- Purcell left fuming after ballkid picked up a water bottle
- Aussie star complained to the umpire about the distraction
- Purcell has been left less than impressed by Melbourne’s coffee
Aussie fan favourite Max Purcell complained to an umpire about a ballkid during his Australian Open win on Tuesday – before taking a swipe at Melbourne’s coffee.
Purcell, a 25-year-old Sydneysider who has a Wimbledon doubles title to his name, was distracted by a ballkid picking up a water bottle during the fourth set of his 3-6, 7-6, 6-4, 7-5 win over Mate Valkusz in the first round on Tuesday.
‘He’s literally in the serve, I’m watching the ball, kid’s just started walking off the court,’ Purcell said.
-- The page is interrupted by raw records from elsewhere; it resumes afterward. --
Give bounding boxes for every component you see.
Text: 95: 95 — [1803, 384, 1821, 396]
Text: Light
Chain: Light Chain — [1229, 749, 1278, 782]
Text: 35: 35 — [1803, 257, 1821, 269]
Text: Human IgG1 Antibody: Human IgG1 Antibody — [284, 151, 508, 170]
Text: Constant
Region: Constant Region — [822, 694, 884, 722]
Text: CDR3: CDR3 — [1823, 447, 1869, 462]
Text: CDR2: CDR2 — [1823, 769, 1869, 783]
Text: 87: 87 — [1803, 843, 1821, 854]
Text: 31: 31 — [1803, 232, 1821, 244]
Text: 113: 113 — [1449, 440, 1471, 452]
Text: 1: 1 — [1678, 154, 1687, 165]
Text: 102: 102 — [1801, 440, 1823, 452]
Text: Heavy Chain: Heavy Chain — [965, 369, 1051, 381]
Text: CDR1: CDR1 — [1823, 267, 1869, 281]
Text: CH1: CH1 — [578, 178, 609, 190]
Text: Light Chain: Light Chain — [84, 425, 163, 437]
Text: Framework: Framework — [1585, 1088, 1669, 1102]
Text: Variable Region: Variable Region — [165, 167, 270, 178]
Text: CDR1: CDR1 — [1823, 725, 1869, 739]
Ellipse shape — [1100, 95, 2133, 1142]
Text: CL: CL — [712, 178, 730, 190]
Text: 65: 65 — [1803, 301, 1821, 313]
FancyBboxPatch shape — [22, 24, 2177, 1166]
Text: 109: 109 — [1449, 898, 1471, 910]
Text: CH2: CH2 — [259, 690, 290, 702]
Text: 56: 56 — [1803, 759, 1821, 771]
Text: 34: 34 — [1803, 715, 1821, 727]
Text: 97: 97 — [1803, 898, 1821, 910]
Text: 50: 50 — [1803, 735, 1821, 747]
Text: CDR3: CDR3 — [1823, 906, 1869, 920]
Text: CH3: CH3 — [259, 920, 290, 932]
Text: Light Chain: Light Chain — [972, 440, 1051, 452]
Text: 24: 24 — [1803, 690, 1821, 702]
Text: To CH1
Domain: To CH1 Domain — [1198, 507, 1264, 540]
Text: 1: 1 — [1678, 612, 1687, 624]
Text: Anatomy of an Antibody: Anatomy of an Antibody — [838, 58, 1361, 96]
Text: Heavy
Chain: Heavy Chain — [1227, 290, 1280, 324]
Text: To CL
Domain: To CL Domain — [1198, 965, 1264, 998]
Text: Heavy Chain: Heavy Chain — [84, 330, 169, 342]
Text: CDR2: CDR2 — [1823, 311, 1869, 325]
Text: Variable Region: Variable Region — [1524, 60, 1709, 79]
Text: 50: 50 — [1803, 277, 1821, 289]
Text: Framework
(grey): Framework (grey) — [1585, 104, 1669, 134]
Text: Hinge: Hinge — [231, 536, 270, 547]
‘You see the ball girl? It’s your point [Valkusz], it’s fine. She’s picked up a drink bottle and started walking off the court. She’s walked over and around.’
Purcell was visibly agitated, but was not arguing that the point should be replayed.
Aussie Max Purcell beat Hungarian qualifier Mate Valkusz in a heated four-setter
‘I’m sure the ball-kid there maybe thought the game was over, or just got confused over what stage of the point it was. He had a point but the umpire didn’t see it,’ commentators on Nine explained.
Despite the distraction, the Aussie was able to win the match and will face Casper Ruud in the second round.
Purcell said the support from the crowd at Kia Arena was crucial for his win.
‘I definitely needed you guys’ support… I was gagging there. You really helped me get over the line,’ he said.
‘I was kind of like “turn it up” – the guy was pummelling me.
‘He cracked and I got through it. I think it started working for me when he started guessing on my first serve. In that first set, he gave me no chance.
‘It took me forever to bloody close it out. I would have been fine for a fifth set… I’m feeling pretty good.’
Purcell, who is somewhat of a coffee connoisseur and is known to rate his cafe experiences on social media, admitted he hasn’t been blown away by the city’s famous brews.
The Aussie tennis star will next face Casper Ruud in the second round of the Open
‘I’m trying to save the best for later in the tournament,’ he said.
‘But they’ve been solid, I’ve finished them all, so that’s all that matters.’
When asked to describe his game against Valkusz as though it were a coffee, Purcell didn’t hesitate.
‘Probably middle of the road, exactly like Melbourne’s been so far,’ he said.